Charlie Cox vai pendurar o capuz vermelho que o transformou no rosto mais querido do MCU na TV. Fontes ligadas à Writers Guild e a fornecedores de externas em Nova York confirmam que a terceira temporada de Daredevil: Born Again, já pré-escrita, foi pensada como “último round” do ator no papel ‒ e não como hiato. O plano, chancelado por Kevin Feige, mira 2027 e dialoga com a reorganização das séries de rua da empresa.
O estúdio sabe que a despedida mexe com uma base de fãs que carregou o personagem desde a era Netflix. Por isso, a temporada final deve abraçar um tom mais maduro, consolidar vilões clássicos e, sobretudo, preparar terreno para a troca de guarda: um detalhe que passa despercebido é o compromisso assumido com graduações etárias mais altas, raridade no Disney+, para garantir que o arco do “advogado cego” feche com a mesma crueza que o lançou.
Temporada 3 encerra pendências da fase Netflix e impõe novo manual de violência urbana
Antes de tirar Cox de cena, a Marvel quer costurar cada ponta solta deixada quando a série migrou de plataforma. O roteiro resgata eventos de Hell’s Kitchen engavetados desde 2018, incluindo a falha de Matt Murdock em manter Wilson Fisk preso e o destino ambíguo de Bullseye. A missão é dupla: entregar catarse ao público antigo e mostrar à audiência Disney+ que a cozinha do inferno segue sendo lugar para contato direto ‒ e brutal ‒ entre heróis e consequências.
Para viabilizar o tom mais pesado sem perder o selo familiar do streaming, a solução estudada é segmentar episódios em blocos, liberados em horários diferentes, inspirando-se no que a Disney fez com lançamentos alternados de “Star” na Europa. Se funcionar, o modelo deve ser replicado em futuros títulos de rua, como o revival de “Jessica Jones” e o soft reboot de “Punisher”.
Esse ajuste na régua de violência tem motivação mercadológica: conter a evasão de assinantes adultos, a mesma que forçou a volta de “Loki” antes de “Avengers: Doomsday”. Ao investir em narrativas mais densas, o estúdio disputa território hoje dominado por “The Boys” e “Peacemaker”.

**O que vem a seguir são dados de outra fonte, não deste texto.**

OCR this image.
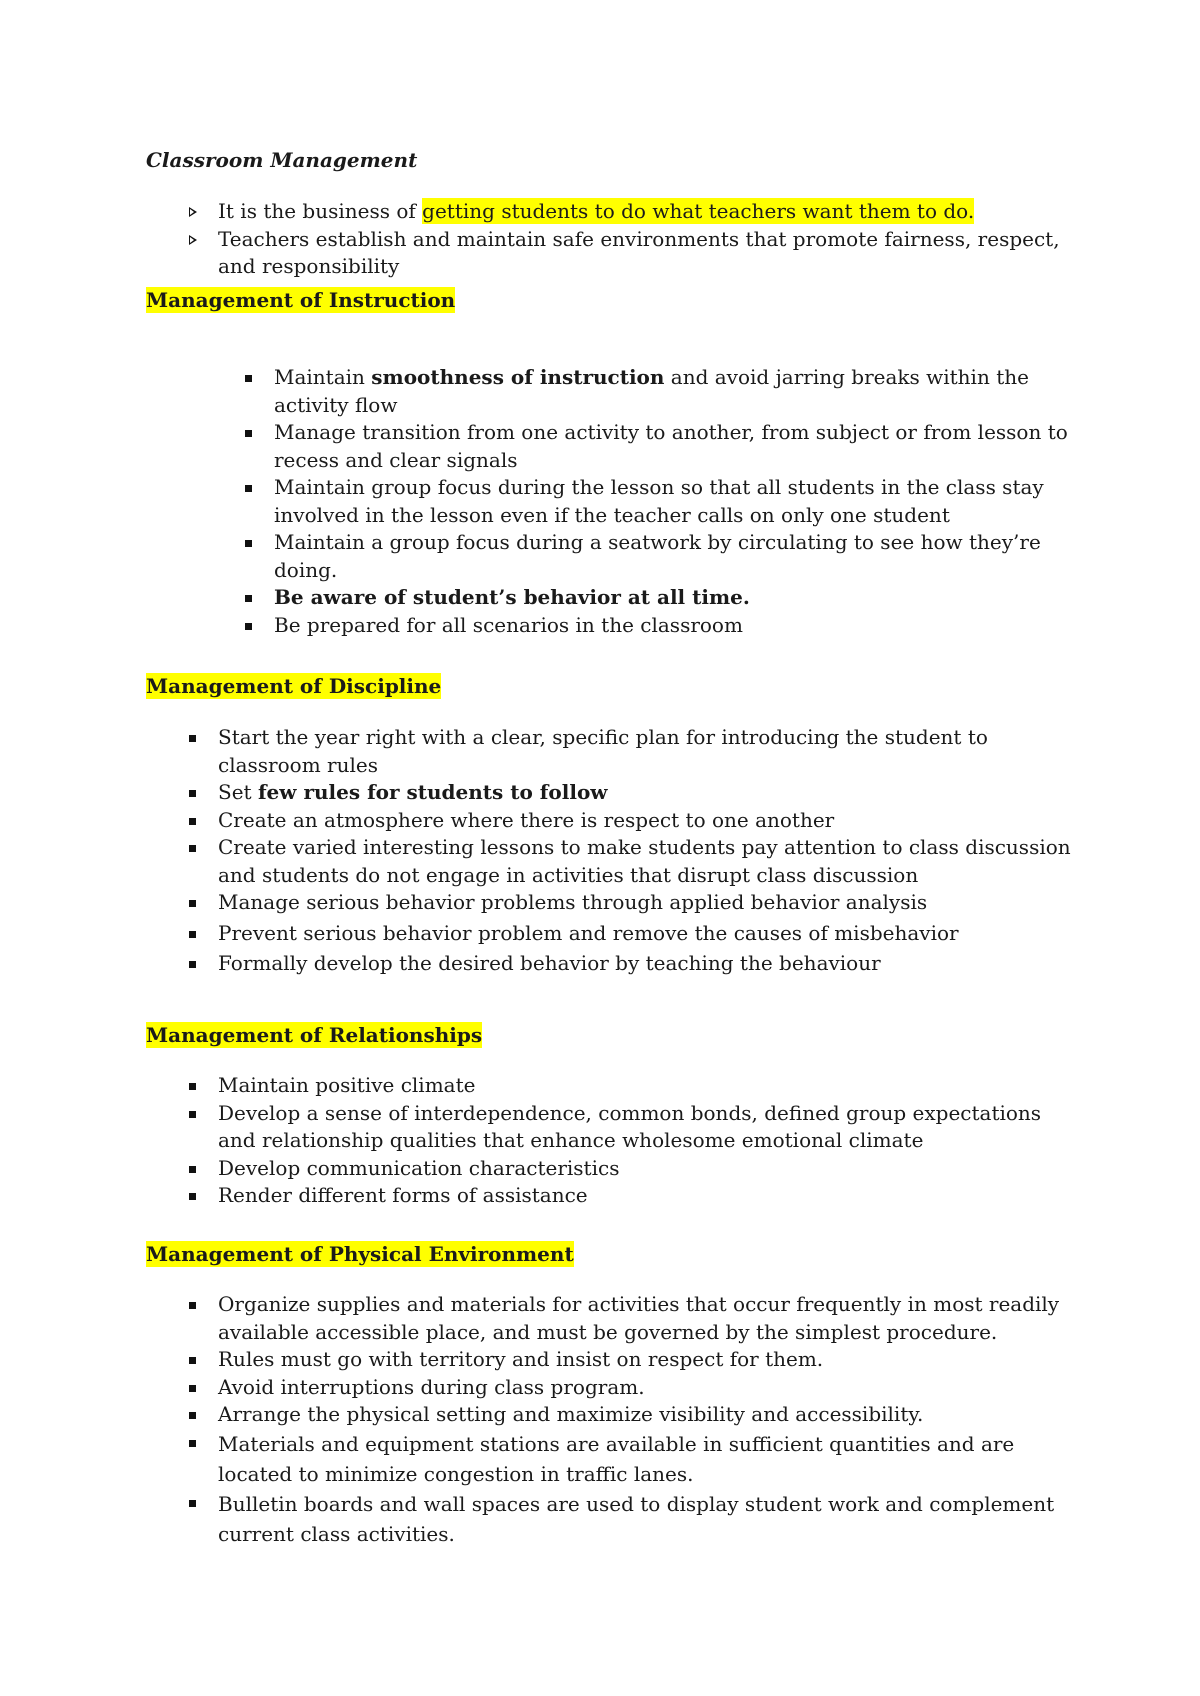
Classroom Management
It is the business of getting students to do what teachers want them to do.
Teachers establish and maintain safe environments that promote fairness, respect, and responsibility
Management of Instruction
Maintain smoothness of instruction and avoid jarring breaks within the activity flow
Manage transition from one activity to another, from subject or from lesson to recess and clear signals
Maintain group focus during the lesson so that all students in the class stay involved in the lesson even if the teacher calls on only one student
Maintain a group focus during a seatwork by circulating to see how they’re doing.
Be aware of student’s behavior at all time.
Be prepared for all scenarios in the classroom
Management of Discipline
Start the year right with a clear, specific plan for introducing the student to classroom rules
Set few rules for students to follow
Create an atmosphere where there is respect to one another
Create varied interesting lessons to make students pay attention to class discussion and students do not engage in activities that disrupt class discussion
Manage serious behavior problems through applied behavior analysis
Prevent serious behavior problem and remove the causes of misbehavior
Formally develop the desired behavior by teaching the behaviour
Management of Relationships
Maintain positive climate
Develop a sense of interdependence, common bonds, defined group expectations and relationship qualities that enhance wholesome emotional climate
Develop communication characteristics
Render different forms of assistance
Management of Physical Environment
Organize supplies and materials for activities that occur frequently in most readily available accessible place, and must be governed by the simplest procedure.
Rules must go with territory and insist on respect for them.
Avoid interruptions during class program.
Arrange the physical setting and maximize visibility and accessibility.
Materials and equipment stations are available in sufficient quantities and are located to minimize congestion in traffic lanes.
Bulletin boards and wall spaces are used to display student work and complement current class activities.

Saída de Cox traduz estratégia maior: limpar o tabuleiro urbano pré-“Avengers: Doomsday”
Dentro do organograma de Feige, o adeus de Cox não é apenas questão de fadiga criativa. A terceira temporada de “Born Again” desemboca na mesma Nova York que servirá de prólogo para “Avengers: Doomsday”. A Marvel teme sobrecarga de protagonistas e optou por fechar arcos antes da hora de dividir tela com nomes cósmicos. O diabo de Hell’s Kitchen sai em alta, evitando o destino de Hawkeye, discreto demais para a nova fase, como já se viu no caso do arqueiro.
Executivos também enxergam oportunidade comercial: lançar box comemorativo com as três temporadas e as antigas da Netflix em 4K, ter nos parques uma “última sessão” com o ator e, claro, abrir vaga para um sucessor que atraia público mais diverso. O modelo repete o que a franquia Homem-Aranha faz a cada meia década ‒ e o hype funciona.
Quem pode herdar o diabo?
Dois nomes circulam nos bastidores. O primeiro é Kirsten McDuffie, promotora que nos quadrinhos assume funções de Murdock quando ele fica cego pela segunda vez. O segundo é Cole North, policial que substitui o justiceiro numa iniciativa recente da editora. Trazer um novo Daredevil manteria a marca viva sem o peso de Cox, ao mesmo tempo em que pavimenta spin-offs para cinema ou Disney+, tal qual o balde de pipoca-spoiler criado para “Spider-Man: Brand New Day”.
Seja qual for a escolha, o recado já está na mesa: a Marvel prefere encerrar um ciclo enquanto ainda comanda a narrativa, em vez de assistir o cansaço chegar primeiro ao público. Para Charlie Cox, significa sair por cima; para o estúdio, é a chance de provar que, no MCU, até o fim pode ser ponto de partida.